Undergraduate Scholarship Recipients

The research goal is to observe the formation and interaction of millimeter-wave Laguerre-Gaussian (LG) beams, operating at frequencies centered around 61.25 GHz, with solid state devices fabricated from monolayer graphene. Laguerre-Gaussian beams are unique for experiments when compared to fundamental Gaussian beams because they carry orbital angular momentum (OAM). The interaction of the LG beam with the graphene device while immersed in a static magnetic field will be experimentally analyzed using a four-point van der Pauw test structure as an OAM detector. A systematic approach will be used to observe the influence of LG beam illumination on the graphene device to determine if OAM can be used as another degree of freedom to control the properties of graphene.

Terahertz (THz) imaging has emerged as a powerful tool for a wide range of applications in security, imaging, sensing, quality control, and biomedical sensing. Current THz detector technology consists of custom devices, which are often bulky and expensive, as well as not sensitive enough to operate at room temperature. Technology for THz detection has been demonstrated in silicon, but these devices typically operate below 1 THz, can be power-intensive (>300 mW/pixel), require high-resistivity substrates, or use modifications such as silicon lenses and substrate thinning. In recent years, silicon-based THz imagers have been demonstrated in the 100-1000 GHz range, with NEP in the near 1 THz range of ~1 nW/ Hz. Beyond 1 THz there has been little work on enabling integrated imaging systems. Additionally, integrated chip-scale sources beyond 1.4 THz in silicon have never been demonstrated. In this project, we focus on the frequency range of 2.8 THz with a hybrid QCL-silicon IC solution, using a fully integrated silicon-based THz imager and a QCL laser operating at 2.8 THz.

The project targets detection and intervention of bruxism covertly for autistic children with help of integrated sensors and wireless electronics. The proposed solution is a non-invasive, aesthetically benign electronic wrist detector. The device would detect teeth grinding and provide instantaneous wireless feedback to the phone and/or computer through Bluetooth or Wi-Fi connection. The detection mechanism involves the bone conduction of acoustic or ultrasonic signals. The simplified theory applied in our device is that the signal created by bruxism can both be heard (through the air) and transmitted through the bones, demonstrably powerful acoustic conductor. By placing a sensing device at the wrist, the specific signature of grinding teeth could be detected as it propagates through the skull down through the arm. The processed information is delivered to external health professionals who will perform an intervention program to discontinue teeth grinding.

Zebrafish (Danio Rerio) have extraordinary regenerative abilities and therefore are very useful in numerous biological studies of organ injury. Recently many studies have focused on tracking the zebrafish healing process by monitoring and analyzing Electrocardiogram (ECG) signals. However in most of these studies the zebrafish were sedated in order to obtain the ECG. This would result in affected non-intrinsic ECG readings. A proposed solution to this problem is to measure ECG signals wirelessly through the use of medical implants on non-sedated fish. The implant will be powered, and communicate wirelessly, through inductive-coupling transmitter and receiver antennas. Communication with the implant will be implemented through load modulation. This setup would ensure adequate power and information transfer for the majority of misalignment angles between the transmitter and receiver.
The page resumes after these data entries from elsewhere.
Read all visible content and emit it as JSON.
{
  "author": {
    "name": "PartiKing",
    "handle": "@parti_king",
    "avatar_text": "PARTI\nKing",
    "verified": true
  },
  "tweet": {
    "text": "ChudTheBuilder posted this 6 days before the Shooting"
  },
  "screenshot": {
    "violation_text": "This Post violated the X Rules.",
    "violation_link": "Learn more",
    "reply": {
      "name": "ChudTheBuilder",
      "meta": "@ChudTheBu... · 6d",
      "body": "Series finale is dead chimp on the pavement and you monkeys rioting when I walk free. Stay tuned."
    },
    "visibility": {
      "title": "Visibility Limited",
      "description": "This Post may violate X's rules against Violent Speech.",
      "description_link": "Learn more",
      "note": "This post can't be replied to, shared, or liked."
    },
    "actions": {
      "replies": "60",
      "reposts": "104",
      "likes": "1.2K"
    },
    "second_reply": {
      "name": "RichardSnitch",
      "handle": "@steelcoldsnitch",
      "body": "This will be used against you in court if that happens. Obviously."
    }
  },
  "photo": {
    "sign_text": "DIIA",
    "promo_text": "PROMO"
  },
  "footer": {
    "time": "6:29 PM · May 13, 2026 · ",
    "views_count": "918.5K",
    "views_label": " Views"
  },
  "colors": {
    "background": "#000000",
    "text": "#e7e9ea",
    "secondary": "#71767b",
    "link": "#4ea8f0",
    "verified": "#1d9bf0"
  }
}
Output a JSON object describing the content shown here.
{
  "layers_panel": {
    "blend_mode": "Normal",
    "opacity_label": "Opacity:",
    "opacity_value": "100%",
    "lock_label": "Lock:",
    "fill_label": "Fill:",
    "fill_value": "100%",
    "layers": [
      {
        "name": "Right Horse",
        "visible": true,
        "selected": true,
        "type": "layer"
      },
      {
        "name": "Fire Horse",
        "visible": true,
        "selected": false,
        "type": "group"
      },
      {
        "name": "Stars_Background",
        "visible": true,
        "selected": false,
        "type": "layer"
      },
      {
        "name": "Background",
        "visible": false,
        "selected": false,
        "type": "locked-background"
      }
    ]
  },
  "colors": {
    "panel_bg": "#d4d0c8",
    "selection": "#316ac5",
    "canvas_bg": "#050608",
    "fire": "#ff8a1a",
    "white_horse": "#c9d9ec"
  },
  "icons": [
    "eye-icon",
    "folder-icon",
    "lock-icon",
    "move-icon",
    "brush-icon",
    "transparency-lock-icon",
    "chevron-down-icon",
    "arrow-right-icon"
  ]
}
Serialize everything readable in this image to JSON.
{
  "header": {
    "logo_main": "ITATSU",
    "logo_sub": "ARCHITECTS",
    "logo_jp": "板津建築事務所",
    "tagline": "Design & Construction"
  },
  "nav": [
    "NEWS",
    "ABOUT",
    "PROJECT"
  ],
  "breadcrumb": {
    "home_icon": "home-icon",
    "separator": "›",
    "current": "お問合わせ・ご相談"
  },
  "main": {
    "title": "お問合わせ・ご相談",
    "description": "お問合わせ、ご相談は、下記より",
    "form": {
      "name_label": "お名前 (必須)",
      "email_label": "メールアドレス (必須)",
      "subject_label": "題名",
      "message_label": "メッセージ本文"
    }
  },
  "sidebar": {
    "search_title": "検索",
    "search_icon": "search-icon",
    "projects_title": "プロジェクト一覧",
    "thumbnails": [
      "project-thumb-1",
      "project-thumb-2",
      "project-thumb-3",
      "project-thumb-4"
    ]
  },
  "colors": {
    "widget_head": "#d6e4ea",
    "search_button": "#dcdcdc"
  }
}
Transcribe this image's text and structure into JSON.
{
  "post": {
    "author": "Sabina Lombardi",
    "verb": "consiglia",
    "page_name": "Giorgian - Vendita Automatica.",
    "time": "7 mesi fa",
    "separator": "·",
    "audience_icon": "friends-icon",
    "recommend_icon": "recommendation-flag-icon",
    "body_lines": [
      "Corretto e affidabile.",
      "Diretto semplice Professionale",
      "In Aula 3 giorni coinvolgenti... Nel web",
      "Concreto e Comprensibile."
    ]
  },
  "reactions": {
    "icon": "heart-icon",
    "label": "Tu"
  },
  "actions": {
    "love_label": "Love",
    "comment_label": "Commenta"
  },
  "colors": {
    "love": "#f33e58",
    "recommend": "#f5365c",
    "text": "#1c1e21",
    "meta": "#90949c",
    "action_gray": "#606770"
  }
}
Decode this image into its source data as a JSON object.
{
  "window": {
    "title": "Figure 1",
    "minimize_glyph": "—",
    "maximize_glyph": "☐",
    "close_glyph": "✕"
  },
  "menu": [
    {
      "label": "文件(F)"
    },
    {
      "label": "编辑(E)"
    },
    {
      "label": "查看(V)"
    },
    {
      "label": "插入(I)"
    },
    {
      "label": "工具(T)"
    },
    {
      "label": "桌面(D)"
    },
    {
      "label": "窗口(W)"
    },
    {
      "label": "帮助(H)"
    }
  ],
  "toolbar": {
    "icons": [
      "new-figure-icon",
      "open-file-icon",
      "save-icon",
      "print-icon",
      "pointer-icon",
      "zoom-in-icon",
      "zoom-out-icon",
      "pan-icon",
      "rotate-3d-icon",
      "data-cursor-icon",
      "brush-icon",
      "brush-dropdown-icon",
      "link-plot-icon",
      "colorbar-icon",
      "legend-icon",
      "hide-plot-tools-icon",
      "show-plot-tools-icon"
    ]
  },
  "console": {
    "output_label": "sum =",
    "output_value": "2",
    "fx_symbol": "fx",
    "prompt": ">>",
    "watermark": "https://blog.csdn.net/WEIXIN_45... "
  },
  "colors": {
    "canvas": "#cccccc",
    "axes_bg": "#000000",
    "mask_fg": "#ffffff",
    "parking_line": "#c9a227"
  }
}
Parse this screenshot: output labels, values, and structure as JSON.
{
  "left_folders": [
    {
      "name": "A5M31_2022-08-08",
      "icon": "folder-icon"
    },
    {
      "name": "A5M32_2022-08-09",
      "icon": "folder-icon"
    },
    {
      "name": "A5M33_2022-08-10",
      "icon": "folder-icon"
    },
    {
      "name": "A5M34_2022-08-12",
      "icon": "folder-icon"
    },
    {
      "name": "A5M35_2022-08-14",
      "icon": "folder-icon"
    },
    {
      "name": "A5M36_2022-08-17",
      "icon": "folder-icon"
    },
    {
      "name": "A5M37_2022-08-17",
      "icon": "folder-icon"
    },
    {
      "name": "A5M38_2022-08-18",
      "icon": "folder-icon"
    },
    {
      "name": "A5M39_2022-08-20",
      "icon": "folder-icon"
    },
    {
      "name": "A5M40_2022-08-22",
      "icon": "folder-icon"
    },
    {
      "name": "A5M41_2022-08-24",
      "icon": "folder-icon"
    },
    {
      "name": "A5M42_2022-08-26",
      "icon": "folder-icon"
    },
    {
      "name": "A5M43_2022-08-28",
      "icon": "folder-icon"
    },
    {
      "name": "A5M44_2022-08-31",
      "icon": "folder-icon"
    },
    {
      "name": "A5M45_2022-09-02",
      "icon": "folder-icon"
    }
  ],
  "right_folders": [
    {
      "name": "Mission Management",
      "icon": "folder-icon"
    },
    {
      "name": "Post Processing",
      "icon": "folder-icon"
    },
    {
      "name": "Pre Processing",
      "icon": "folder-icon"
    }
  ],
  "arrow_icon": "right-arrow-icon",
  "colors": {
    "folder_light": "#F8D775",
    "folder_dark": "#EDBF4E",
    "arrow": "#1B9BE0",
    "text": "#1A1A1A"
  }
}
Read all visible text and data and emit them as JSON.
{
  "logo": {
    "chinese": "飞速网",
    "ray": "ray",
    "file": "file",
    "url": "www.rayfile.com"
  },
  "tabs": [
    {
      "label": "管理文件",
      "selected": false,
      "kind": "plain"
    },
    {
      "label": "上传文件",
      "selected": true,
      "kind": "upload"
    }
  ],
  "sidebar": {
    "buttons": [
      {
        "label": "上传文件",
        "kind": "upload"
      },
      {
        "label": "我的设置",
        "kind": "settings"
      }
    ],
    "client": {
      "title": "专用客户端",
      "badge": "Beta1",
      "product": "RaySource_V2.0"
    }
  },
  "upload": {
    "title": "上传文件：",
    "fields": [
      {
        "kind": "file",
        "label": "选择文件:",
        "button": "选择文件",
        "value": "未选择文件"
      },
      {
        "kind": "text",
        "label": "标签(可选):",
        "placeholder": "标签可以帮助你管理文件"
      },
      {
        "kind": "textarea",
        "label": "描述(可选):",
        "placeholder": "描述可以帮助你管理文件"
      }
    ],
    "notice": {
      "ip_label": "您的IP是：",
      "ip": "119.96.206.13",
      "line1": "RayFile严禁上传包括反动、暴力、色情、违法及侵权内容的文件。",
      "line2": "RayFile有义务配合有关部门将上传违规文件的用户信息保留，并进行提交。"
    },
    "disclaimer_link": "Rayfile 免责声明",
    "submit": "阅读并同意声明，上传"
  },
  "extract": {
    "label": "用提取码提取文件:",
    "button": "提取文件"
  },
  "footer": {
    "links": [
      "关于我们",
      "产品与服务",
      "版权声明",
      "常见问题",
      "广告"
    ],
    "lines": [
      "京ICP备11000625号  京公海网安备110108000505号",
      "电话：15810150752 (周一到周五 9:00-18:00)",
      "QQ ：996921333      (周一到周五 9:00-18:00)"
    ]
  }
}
This research focuses on a novel and efficient technique for the computation of high-order derivatives of electromagnetic field over a broad frequency range. Based on the multi-complex step derivative (MCSD) approximation method, which is free of round-off errors associated with finite difference methods, high-order electromagnetic field derivatives can be computed along with full-wave simulations. The MCSD approximation method is embedded and tested in Finite-Difference Time-Domain (FDTD) simulation, running in parallel with the time-stepping loop, to calculate high-order field derivatives with respect to multi design parameters accurately. The accuracy, stability and computation overhead of the proposed technique is analyzed. In addition to FDTD, the MCSD approximation solver can be further integrated with different simulation methods, introducing a powerful and versatile simulation environment for the applications of sensitivity analysis, uncertainty quantification and multi-parametric modelling of microwave structures.

For recent decades the interest to terahertz radiation and its applications in Biophotonics and Biomedicine has increased very high. Despite this, there is a lack of high-quality components, especially polarizing ones. Hence, the aim of my project is to make a tunable polarizer based on chiral metasurface, which could be used in investigations of polarization-changing properties of biological objects, such as cancer, teeth diseases.